Amancio, preocupado por sus haters.

Amancio, preocupado por sus haters.

No odiamos a Amancio Ortega porque esté podrido de millones, acaudalado hasta el límite de lo concebible. Es cierto que en España siempre hubo poco dinero y de mala calidad, y en este triste hecho cifraba Camba nuestra arraigada ‘plutofobia’. Y sin embargo el español ha aprendido ya a tolerar fortunas quizá más modestas pero igual de obscenas a condición de que sus propietarios se dediquen al fútbol o a la canción, lo amasen en la montaña de Hollywood o en el valle de Silicon.
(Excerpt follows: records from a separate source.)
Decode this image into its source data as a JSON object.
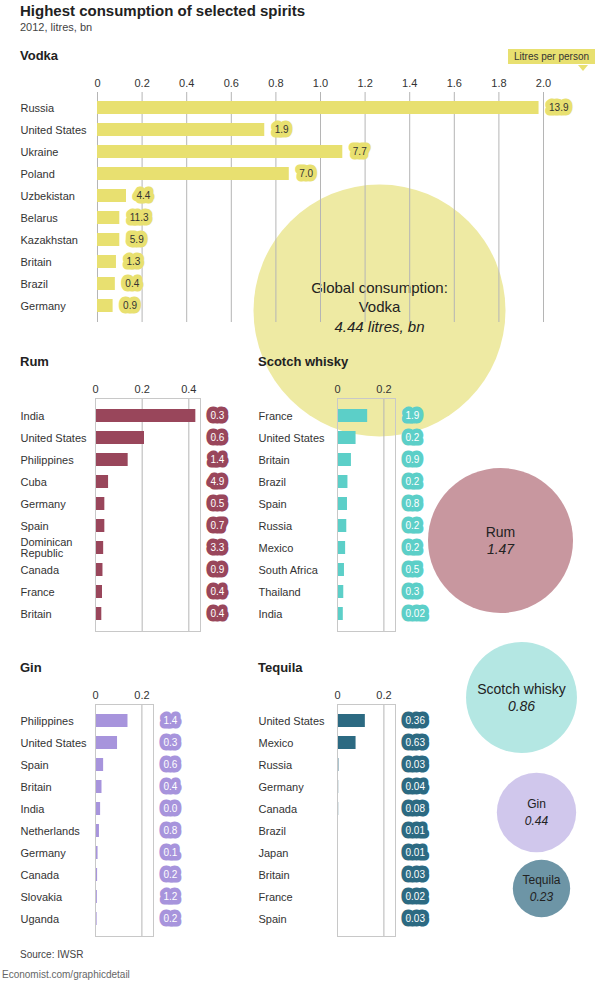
{
  "title": "Highest consumption of selected spirits",
  "subtitle": "2012, litres, bn",
  "source": "Source: IWSR",
  "credit": "Economist.com/graphicdetail",
  "chart_data": [
    {
      "type": "bar",
      "orientation": "horizontal",
      "title": "Vodka",
      "per_person_label": "Litres per person",
      "categories": [
        "Russia",
        "United States",
        "Ukraine",
        "Poland",
        "Uzbekistan",
        "Belarus",
        "Kazakhstan",
        "Britain",
        "Brazil",
        "Germany"
      ],
      "values": [
        1.98,
        0.75,
        1.1,
        0.86,
        0.13,
        0.1,
        0.1,
        0.085,
        0.08,
        0.07
      ],
      "per_person": [
        13.9,
        1.9,
        7.7,
        {
          "value": 7,
          "label": "7.0"
        },
        4.4,
        11.3,
        5.9,
        1.3,
        0.4,
        0.9
      ],
      "color": "#e8e070",
      "xlim": [
        0,
        2
      ],
      "xticks": [
        0,
        0.2,
        0.4,
        0.6,
        0.8,
        {
          "value": 1,
          "label": "1.0"
        },
        1.2,
        1.4,
        1.6,
        1.8,
        {
          "value": 2,
          "label": "2.0"
        }
      ],
      "grid": true
    },
    {
      "type": "bar",
      "orientation": "horizontal",
      "title": "Rum",
      "categories": [
        "India",
        "United States",
        "Philippines",
        "Cuba",
        "Germany",
        "Spain",
        "Dominican Republic",
        "Canada",
        "France",
        "Britain"
      ],
      "values": [
        0.43,
        0.21,
        0.14,
        0.056,
        0.04,
        0.04,
        0.035,
        0.032,
        0.03,
        0.027
      ],
      "per_person": [
        0.3,
        0.6,
        1.4,
        4.9,
        0.5,
        0.7,
        3.3,
        0.9,
        0.4,
        0.4
      ],
      "color": "#99465b",
      "xlim": [
        0,
        0.45
      ],
      "xticks": [
        0,
        0.2,
        0.4
      ],
      "grid": true
    },
    {
      "type": "bar",
      "orientation": "horizontal",
      "title": "Scotch whisky",
      "categories": [
        "France",
        "United States",
        "Britain",
        "Brazil",
        "Spain",
        "Russia",
        "Mexico",
        "South Africa",
        "Thailand",
        "India"
      ],
      "values": [
        0.13,
        0.08,
        0.06,
        0.045,
        0.043,
        0.04,
        0.035,
        0.03,
        0.027,
        0.025
      ],
      "per_person": [
        1.9,
        0.2,
        0.9,
        0.2,
        0.8,
        0.2,
        0.2,
        0.5,
        0.3,
        0.02
      ],
      "color": "#5ccfc8",
      "xlim": [
        0,
        0.25
      ],
      "xticks": [
        0,
        0.2
      ],
      "grid": true
    },
    {
      "type": "bar",
      "orientation": "horizontal",
      "title": "Gin",
      "categories": [
        "Philippines",
        "United States",
        "Spain",
        "Britain",
        "India",
        "Netherlands",
        "Germany",
        "Canada",
        "Slovakia",
        "Uganda"
      ],
      "values": [
        0.14,
        0.095,
        0.035,
        0.028,
        0.022,
        0.017,
        0.011,
        0.009,
        0.008,
        0.007
      ],
      "per_person": [
        1.4,
        0.3,
        0.6,
        0.4,
        {
          "value": 0,
          "label": "0.0"
        },
        0.8,
        0.1,
        0.2,
        1.2,
        0.2
      ],
      "color": "#a794dc",
      "xlim": [
        0,
        0.25
      ],
      "xticks": [
        0,
        0.2
      ],
      "grid": true
    },
    {
      "type": "bar",
      "orientation": "horizontal",
      "title": "Tequila",
      "categories": [
        "United States",
        "Mexico",
        "Russia",
        "Germany",
        "Canada",
        "Brazil",
        "Japan",
        "Britain",
        "France",
        "Spain"
      ],
      "values": [
        0.12,
        0.08,
        0.006,
        0.005,
        0.005,
        0.004,
        0.004,
        0.004,
        0.003,
        0.003
      ],
      "per_person": [
        0.36,
        0.63,
        0.03,
        0.04,
        0.08,
        0.01,
        0.01,
        0.03,
        0.02,
        0.03
      ],
      "color": "#2c6a82",
      "xlim": [
        0,
        0.25
      ],
      "xticks": [
        0,
        0.2
      ],
      "grid": true
    },
    {
      "type": "bubble",
      "title": "Global consumption:",
      "categories": [
        "Vodka",
        "Rum",
        "Scotch whisky",
        "Gin",
        "Tequila"
      ],
      "values": [
        4.44,
        1.47,
        0.86,
        0.44,
        0.23
      ],
      "value_labels": [
        "4.44 litres, bn",
        "1.47",
        "0.86",
        "0.44",
        "0.23"
      ],
      "colors": [
        "#eeeaa3",
        "#c8979f",
        "#b4e7e3",
        "#d0c7ec",
        "#6d95a6"
      ]
    }
  ]
}
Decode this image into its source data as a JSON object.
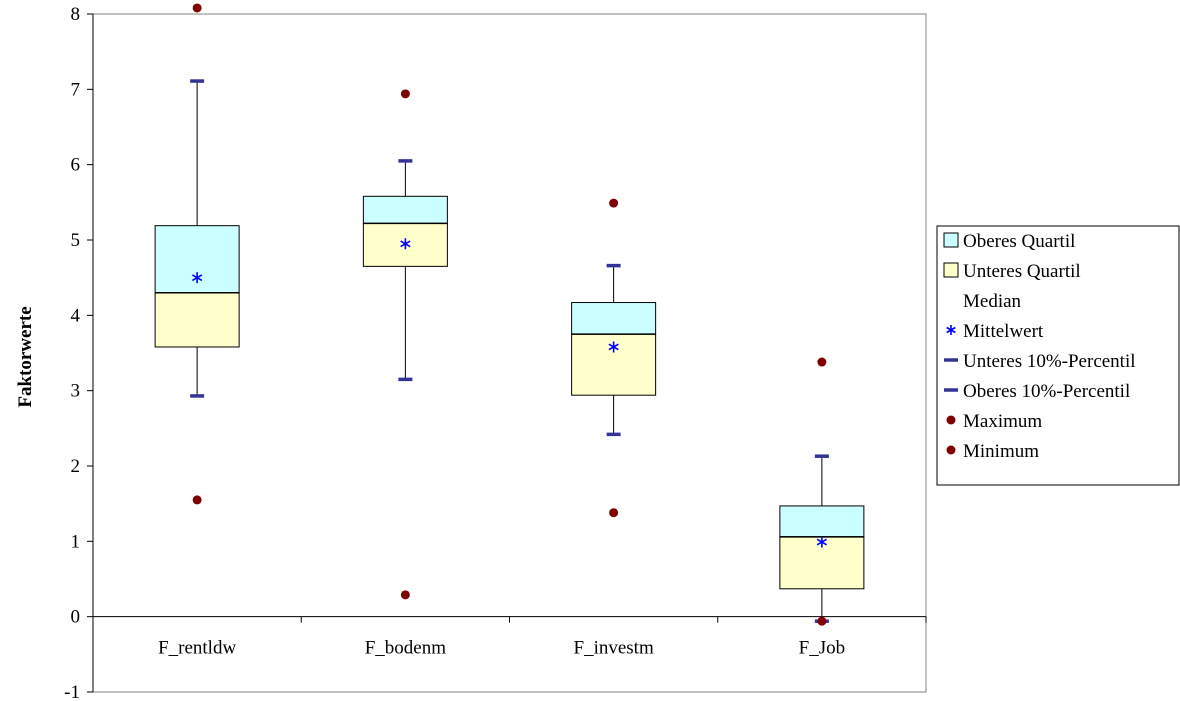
{
  "chart_data": {
    "type": "box",
    "ylabel": "Faktorwerte",
    "ylim": [
      -1,
      8
    ],
    "yticks": [
      -1,
      0,
      1,
      2,
      3,
      4,
      5,
      6,
      7,
      8
    ],
    "categories": [
      "F_rentldw",
      "F_bodenm",
      "F_investm",
      "F_Job"
    ],
    "boxes": [
      {
        "category": "F_rentldw",
        "minimum": 1.55,
        "p10": 2.93,
        "q1": 3.58,
        "median": 4.3,
        "q3": 5.19,
        "p90": 7.11,
        "maximum": 8.08,
        "mean": 4.5
      },
      {
        "category": "F_bodenm",
        "minimum": 0.29,
        "p10": 3.15,
        "q1": 4.65,
        "median": 5.22,
        "q3": 5.58,
        "p90": 6.05,
        "maximum": 6.94,
        "mean": 4.95
      },
      {
        "category": "F_investm",
        "minimum": 1.38,
        "p10": 2.42,
        "q1": 2.94,
        "median": 3.75,
        "q3": 4.17,
        "p90": 4.66,
        "maximum": 5.49,
        "mean": 3.58
      },
      {
        "category": "F_Job",
        "minimum": -0.06,
        "p10": -0.06,
        "q1": 0.37,
        "median": 1.06,
        "q3": 1.47,
        "p90": 2.13,
        "maximum": 3.38,
        "mean": 0.99
      }
    ],
    "legend_position": "right",
    "legend": [
      {
        "label": "Oberes Quartil",
        "symbol": "box",
        "color": "#ccffff"
      },
      {
        "label": "Unteres Quartil",
        "symbol": "box",
        "color": "#ffffcc"
      },
      {
        "label": "Median",
        "symbol": "none",
        "color": "#000000"
      },
      {
        "label": "Mittelwert",
        "symbol": "star",
        "color": "#0000ff"
      },
      {
        "label": "Unteres 10%-Percentil",
        "symbol": "dash",
        "color": "#333399"
      },
      {
        "label": "Oberes 10%-Percentil",
        "symbol": "dash",
        "color": "#333399"
      },
      {
        "label": "Maximum",
        "symbol": "dot",
        "color": "#800000"
      },
      {
        "label": "Minimum",
        "symbol": "dot",
        "color": "#800000"
      }
    ],
    "colors": {
      "upper_quartile": "#ccffff",
      "lower_quartile": "#ffffcc",
      "mean": "#0000ff",
      "percentile": "#333399",
      "extreme": "#800000"
    }
  }
}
No lo odiamos porque haya coronado Forbes sin mediar apellido noble, herencia ingente o braguetazo lucrativo. Aunque su historia es demasiado americana, e incómoda particularmente a la mente reaccionaria del español colectivista, devoto del reparto, incapaz de mirar sin sospecha toda iniciativa privada, monaguillo paranoico de un solo versículo que reza que nadie se hace rico trabajando. Este espécimen tan nuestro piensa así en defensa propia, porque si pensara de otro modo tendría que contestarse, desde la misma barra del bar en que odia, por qué él no es rico y otro plebeyo sí. Tampoco lo odiamos por el fuego moral que se apodera de nuestro táctil corazón al imaginar a los niños costureros de Bangladesh, pues tuiteamos esa misma indignación desde aparatos compuestos en Asia no precisamente bajo convenio sindical. Tenemos industrializada la solidaridad a distancia, pero cuando Ortega entrega unos millones a Cáritas o a la sanidad pública protestamos «¡caridad, caridad!» como las barbudas triunfantes de Brian clamaban, piedra en mano: «¡Jehová! ¡Ha dicho Jehová!».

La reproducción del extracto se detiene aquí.